Multi-modal Image Processing for Improving Recognition Accuracy of Text Data in Images (이미지 내의 텍스트 데이터 인식 정확도 향상을 위한 멀티 모달 이미지 처리 프로세스)

  • Park, Jungeun;Joo, Gyeongdon;Kim, Chulyun
    • Database Research
    • /
    • v.34 no.3
    • /
    • pp.148-158
    • /
    • 2018
  • The optical character recognition (OCR) is a technique to extract and recognize texts from images. It is an important preprocessing step in data analysis since most actual text information is embedded in images. Many OCR engines have high recognition accuracy for images where texts are clearly separable from background, such as white background and black lettering. However, they have low recognition accuracy for images where texts are not easily separable from complex background. To improve this low accuracy problem with complex images, it is necessary to transform the input image to make texts more noticeable.
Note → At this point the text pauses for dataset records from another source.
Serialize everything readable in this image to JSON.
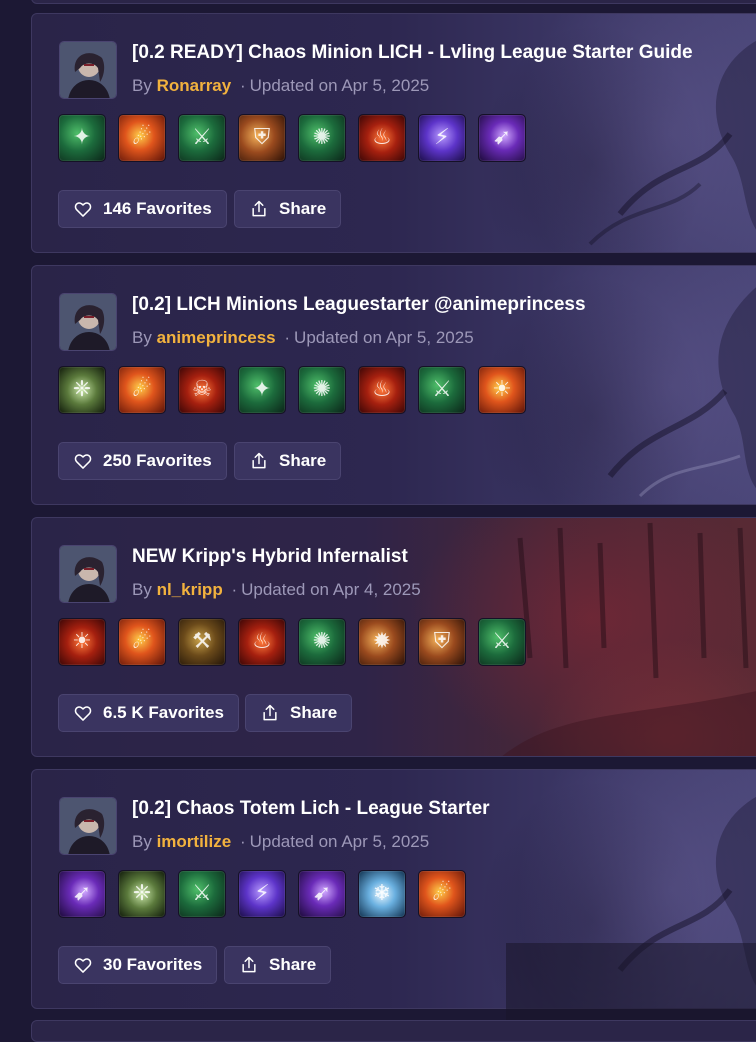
{
  "common": {
    "by_label": "By",
    "updated_label": "Updated on",
    "separator": "·",
    "share_label": "Share"
  },
  "builds": [
    {
      "title": "[0.2 READY] Chaos Minion LICH - Lvling League Starter Guide",
      "author": "Ronarray",
      "updated": "Apr 5, 2025",
      "favorites": "146 Favorites",
      "skills": [
        "s-green",
        "s-fire",
        "s-green",
        "s-orange",
        "s-green",
        "s-red",
        "s-purple",
        "s-violet"
      ],
      "skill_glyphs": [
        "✦",
        "☄",
        "⚔",
        "⛨",
        "✺",
        "♨",
        "⚡",
        "➹"
      ]
    },
    {
      "title": "[0.2] LICH Minions Leaguestarter @animeprincess",
      "author": "animeprincess",
      "updated": "Apr 5, 2025",
      "favorites": "250 Favorites",
      "skills": [
        "s-bone",
        "s-fire",
        "s-red",
        "s-green",
        "s-green",
        "s-red",
        "s-green",
        "s-fire"
      ],
      "skill_glyphs": [
        "❈",
        "☄",
        "☠",
        "✦",
        "✺",
        "♨",
        "⚔",
        "☀"
      ]
    },
    {
      "title": "NEW Kripp's Hybrid Infernalist",
      "author": "nl_kripp",
      "updated": "Apr 4, 2025",
      "favorites": "6.5 K Favorites",
      "skills": [
        "s-red",
        "s-fire",
        "s-earth",
        "s-red",
        "s-green",
        "s-orange",
        "s-orange",
        "s-green"
      ],
      "skill_glyphs": [
        "☀",
        "☄",
        "⚒",
        "♨",
        "✺",
        "✹",
        "⛨",
        "⚔"
      ]
    },
    {
      "title": "[0.2] Chaos Totem Lich - League Starter",
      "author": "imortilize",
      "updated": "Apr 5, 2025",
      "favorites": "30 Favorites",
      "skills": [
        "s-violet",
        "s-bone",
        "s-green",
        "s-purple",
        "s-violet",
        "s-ice",
        "s-fire"
      ],
      "skill_glyphs": [
        "➹",
        "❈",
        "⚔",
        "⚡",
        "➹",
        "❄",
        "☄"
      ]
    }
  ],
  "colors": {
    "author": "#f2b23e",
    "card_border": "#3e3860",
    "button_bg": "#3a3460",
    "page_bg": "#1c1834"
  }
}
In this paper, we propose a method to segment an input image into text lines to enable OCR engines to recognize each line more efficiently, and to determine the final output by comparing the recognition rates of CLAHE module and Two-step module which distinguish texts from background regions based on image processing techniques. Through thorough experiments comparing with well-known OCR engines, Tesseract and Abbyy, we show that our proposed method have the best recognition accuracy with complex background images.